A marketer’s picture of success may well start to look like understanding, and then influencing customer engagement along these lines:
As we look forward, to true people-based identity resolution, the marketer's job (and, therefore, our industry’s as trusted software, data, media, and service partners) remains to understand the customer in all their imperfect, erratic, emotional, yet wonderful, ways. To put more simply, how do I know that an individual (Mark Smith), a member of the Smith family, with his own unique behavioural, intent and value system, yet part of a larger household with shared brand/purchasing needs and desires is a) an individual who fits my brand's ideal customer profile, b) is in market, or receptive, to purchase my product, c) is the decision maker, and d) is being reached effectively with the right message, at the right time, and the right frequency. To pursue a true people-based marketing strategy is to put the customer at the heart of our efforts and optimise the Experience (with a capital E) across content, ads, product, and service – pre and post-sale. Only then can I ensure I’m reaching and expanding my pool of customers, building awareness, intent, purchase, and loyalty – all whilst doing this in a way that enhances my brand and leverages the data assets at my disposal.

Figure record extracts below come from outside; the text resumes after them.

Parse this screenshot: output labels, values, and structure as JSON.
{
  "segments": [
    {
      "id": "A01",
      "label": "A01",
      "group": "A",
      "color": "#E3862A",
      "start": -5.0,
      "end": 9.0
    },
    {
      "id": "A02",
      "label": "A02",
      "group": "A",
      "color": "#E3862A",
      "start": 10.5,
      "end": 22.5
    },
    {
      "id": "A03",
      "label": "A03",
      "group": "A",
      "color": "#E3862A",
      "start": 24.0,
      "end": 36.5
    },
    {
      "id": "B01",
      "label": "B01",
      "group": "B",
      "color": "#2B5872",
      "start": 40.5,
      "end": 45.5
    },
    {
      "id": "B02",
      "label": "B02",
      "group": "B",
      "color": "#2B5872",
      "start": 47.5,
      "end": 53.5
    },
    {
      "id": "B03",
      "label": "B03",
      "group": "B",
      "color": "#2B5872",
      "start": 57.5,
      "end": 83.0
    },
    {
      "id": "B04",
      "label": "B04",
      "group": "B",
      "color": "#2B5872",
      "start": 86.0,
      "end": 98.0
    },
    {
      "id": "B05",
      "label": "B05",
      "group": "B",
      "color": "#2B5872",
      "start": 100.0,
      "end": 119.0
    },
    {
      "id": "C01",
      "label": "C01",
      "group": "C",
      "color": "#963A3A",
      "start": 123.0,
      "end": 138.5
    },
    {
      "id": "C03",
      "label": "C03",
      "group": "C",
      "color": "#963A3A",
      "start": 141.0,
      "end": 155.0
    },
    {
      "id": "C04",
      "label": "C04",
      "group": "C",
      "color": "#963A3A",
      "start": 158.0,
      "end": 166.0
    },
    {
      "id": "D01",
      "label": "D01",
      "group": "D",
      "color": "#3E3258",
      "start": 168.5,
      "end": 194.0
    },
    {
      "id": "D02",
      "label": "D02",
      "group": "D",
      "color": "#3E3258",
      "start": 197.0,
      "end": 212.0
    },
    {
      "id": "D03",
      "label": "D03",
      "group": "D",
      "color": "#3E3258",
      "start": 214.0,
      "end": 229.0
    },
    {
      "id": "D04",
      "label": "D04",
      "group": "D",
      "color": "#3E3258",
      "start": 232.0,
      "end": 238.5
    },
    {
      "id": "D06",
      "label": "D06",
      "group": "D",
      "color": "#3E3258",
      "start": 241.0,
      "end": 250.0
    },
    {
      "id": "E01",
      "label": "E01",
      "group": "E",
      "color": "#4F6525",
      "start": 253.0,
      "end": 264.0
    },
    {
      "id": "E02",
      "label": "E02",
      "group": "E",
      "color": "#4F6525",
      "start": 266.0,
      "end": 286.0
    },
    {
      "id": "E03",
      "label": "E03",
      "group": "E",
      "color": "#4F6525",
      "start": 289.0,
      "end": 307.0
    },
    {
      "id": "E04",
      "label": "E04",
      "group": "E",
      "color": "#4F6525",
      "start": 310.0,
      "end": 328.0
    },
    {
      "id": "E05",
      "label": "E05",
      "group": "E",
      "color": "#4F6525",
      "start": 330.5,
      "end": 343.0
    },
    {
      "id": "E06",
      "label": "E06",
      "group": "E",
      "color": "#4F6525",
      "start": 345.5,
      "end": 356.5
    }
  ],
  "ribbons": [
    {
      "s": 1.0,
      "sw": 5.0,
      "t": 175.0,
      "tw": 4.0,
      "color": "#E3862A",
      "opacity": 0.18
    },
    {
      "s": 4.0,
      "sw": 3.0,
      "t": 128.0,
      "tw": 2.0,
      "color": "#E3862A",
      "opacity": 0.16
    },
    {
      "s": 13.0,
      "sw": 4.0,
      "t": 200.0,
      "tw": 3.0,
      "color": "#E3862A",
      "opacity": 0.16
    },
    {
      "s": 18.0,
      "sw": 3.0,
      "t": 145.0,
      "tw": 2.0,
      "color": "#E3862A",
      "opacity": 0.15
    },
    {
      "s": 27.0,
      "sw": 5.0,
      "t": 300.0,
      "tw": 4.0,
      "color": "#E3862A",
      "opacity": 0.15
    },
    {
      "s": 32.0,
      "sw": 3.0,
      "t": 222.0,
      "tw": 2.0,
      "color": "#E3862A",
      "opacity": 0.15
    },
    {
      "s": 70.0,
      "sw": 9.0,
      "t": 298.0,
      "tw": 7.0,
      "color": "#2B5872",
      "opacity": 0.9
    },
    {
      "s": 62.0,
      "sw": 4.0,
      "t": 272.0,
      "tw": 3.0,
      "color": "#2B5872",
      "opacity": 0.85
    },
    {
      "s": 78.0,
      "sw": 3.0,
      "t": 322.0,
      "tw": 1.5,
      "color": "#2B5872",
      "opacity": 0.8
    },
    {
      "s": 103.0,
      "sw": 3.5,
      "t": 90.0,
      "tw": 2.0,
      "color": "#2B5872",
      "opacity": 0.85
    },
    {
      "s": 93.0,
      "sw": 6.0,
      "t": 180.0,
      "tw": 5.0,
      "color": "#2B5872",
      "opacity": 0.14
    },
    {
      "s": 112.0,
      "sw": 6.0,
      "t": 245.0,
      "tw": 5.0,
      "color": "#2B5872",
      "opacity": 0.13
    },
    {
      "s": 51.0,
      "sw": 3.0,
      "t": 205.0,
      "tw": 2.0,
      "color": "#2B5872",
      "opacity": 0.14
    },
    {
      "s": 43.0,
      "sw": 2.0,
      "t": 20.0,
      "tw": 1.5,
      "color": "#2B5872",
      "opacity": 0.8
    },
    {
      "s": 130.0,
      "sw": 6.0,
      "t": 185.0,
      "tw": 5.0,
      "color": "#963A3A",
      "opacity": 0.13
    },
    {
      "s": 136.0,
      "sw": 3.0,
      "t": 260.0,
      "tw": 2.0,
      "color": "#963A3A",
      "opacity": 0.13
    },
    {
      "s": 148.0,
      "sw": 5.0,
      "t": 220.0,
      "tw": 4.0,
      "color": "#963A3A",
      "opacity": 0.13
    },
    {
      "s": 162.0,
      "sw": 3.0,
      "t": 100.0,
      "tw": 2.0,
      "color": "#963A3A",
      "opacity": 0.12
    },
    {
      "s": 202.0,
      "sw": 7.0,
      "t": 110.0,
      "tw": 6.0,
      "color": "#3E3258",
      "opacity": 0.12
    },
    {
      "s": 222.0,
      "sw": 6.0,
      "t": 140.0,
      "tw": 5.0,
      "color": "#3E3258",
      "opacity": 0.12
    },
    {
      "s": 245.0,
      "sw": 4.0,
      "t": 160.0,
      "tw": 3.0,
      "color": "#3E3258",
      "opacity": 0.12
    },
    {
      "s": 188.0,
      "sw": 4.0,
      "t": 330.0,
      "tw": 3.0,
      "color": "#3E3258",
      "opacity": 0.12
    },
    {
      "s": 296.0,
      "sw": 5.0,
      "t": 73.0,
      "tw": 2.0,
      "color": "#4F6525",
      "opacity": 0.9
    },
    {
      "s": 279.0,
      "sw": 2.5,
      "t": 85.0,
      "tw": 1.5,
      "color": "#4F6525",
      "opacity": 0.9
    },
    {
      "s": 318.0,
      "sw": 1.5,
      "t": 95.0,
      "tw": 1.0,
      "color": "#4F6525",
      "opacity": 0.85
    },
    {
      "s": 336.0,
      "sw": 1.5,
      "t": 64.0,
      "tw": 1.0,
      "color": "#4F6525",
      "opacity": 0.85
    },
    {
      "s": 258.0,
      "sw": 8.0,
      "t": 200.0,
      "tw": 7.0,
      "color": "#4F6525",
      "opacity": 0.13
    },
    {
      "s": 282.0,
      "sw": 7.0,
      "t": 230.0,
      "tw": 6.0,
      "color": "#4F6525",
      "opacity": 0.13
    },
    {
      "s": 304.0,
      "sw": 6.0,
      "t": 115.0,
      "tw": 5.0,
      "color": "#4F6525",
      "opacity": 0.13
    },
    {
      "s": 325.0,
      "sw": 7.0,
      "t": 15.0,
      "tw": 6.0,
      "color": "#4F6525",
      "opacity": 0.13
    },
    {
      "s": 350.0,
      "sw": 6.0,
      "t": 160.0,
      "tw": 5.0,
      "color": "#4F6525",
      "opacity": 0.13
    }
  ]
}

Whilst today’s enterprise marketing stack affords the foundations to get closer to the customer, we need an evolution of focus from desktop, cookie-centric solutions, and data-management capabilities to a truly unified customer ID, owned and controlled by the marketer. Think of this as a master key that de-duplicates a single view of a customer across all known devices (including TV and soon the connected home and car), marketing channels and third-party platforms, whilst overlaying contextual, behavioural and intent – including real-world location driven – signals, alongside known and trusted third-party data sets, to model, extend, and act upon a robust single customer profile. Only with this complete and proprietary understanding (outsourcing to a walled garden cannot be the answer) can a marketer deliver on the promise of true customer understanding, engagement, and loyalty.
The good news. Much of the data already sits within the enterprise, or can be readily brought in-house. Much of the tech exists, and is being used (albeit in parts across too many vendors) and can work at scale. The challenge (and also much of the fun) comes in piecing it all together!